What about respect? Or at least self-respect? Is the latter the cornerstone of this congruence?

Self-respect is a must in order to genuinely respect others by treating them well.

Respect does not mean hypocrisy.

Respect does not mean censorship.

Respect is a choice.

Respect is a re-choice.

Respect has a twin. It is called trust.

In both respect and trust, there are beautiful ingredients called integrity and transparency.

To conclude this post, Bambi will spare you her philosophical questions. She will just ask the following: In life, is there anything more simple yet beautiful than treating everyone with respect… and earning their respect back? Or is it self-respect that comes first? Oh, it is getting late…. time to sleep now.

One thought on “How to improve our critical thinking?”

  1. General Food for Thought

    Post Secondary Education
    “The College Bubble” & The Death of “Critical Thinking”

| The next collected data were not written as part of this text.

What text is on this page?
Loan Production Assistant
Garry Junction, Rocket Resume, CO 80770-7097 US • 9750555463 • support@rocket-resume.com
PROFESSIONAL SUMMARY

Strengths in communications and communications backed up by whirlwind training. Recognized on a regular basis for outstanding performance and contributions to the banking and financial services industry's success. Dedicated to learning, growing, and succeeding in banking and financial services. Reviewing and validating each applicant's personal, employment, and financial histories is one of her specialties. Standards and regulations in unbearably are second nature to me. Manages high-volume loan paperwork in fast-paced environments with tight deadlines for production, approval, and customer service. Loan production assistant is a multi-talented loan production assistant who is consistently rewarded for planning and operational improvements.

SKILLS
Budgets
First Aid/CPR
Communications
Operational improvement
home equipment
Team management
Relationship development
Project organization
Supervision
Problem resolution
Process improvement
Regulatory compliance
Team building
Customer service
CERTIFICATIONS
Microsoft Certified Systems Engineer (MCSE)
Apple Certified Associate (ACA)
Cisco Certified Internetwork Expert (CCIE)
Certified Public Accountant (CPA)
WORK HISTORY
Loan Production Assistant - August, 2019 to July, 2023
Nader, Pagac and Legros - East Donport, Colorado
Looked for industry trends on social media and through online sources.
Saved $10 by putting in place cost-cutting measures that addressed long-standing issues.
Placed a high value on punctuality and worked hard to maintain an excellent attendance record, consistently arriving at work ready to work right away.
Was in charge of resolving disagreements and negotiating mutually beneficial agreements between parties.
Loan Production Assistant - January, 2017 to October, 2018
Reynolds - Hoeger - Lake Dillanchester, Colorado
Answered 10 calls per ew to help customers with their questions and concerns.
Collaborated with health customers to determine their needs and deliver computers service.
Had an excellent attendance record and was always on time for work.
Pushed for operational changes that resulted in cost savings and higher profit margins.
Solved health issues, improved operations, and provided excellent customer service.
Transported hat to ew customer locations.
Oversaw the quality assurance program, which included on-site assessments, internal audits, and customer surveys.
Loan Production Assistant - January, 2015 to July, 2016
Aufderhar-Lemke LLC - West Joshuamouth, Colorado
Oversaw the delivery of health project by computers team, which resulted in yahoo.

    By the late 90s and early 2000s, too many degrees being pumped out. Not only that the degrees are in the wrong areas the liberal arts. To keep up enrollment at colleges and universities get rid of core curriculums, especially for the liberal arts. This eventually will result in something termed “The College Bubble”.

    Why employers won’t hire liberal art grads anymore as they did in the past. The problem with liberal arts programmes is they have switched out critical thinking for intuitive thinking.

    “Critical thinking is the mental process of objectively analyzing a situation by gathering information from all possible sources, and then evaluating both the tangible and intangible aspects, as well as the implications of any course of action.”

    for

    “Intuitive thinking is the ability to take what you may sense or perceive to be true and, without knowledge or evidence, appropriately factor it into the final decision.”

    “employers hold in high esteem precisely those skills associated with a liberal arts education—critical thinking, communications, and problem-solving. Fully 93% of employers agreed that a job candidate’s aptitude in these areas was more important than his or her undergraduate major, and 80% believed that students needed to cultivate “broad knowledge in liberal arts and sciences.”

    “Today—at the vast majority of these elite liberal arts colleges—the curricular core is hollow.”

    Money – How Colleges Are Failing Liberal Arts Majors – http://time.com/money/4549900/liberal-arts-majors-real-problem/

    Sincerely Demian Hammock,
    BFA, Mount Allison University; Diploma of Advanced Studies, Human Resources Management, NBCC.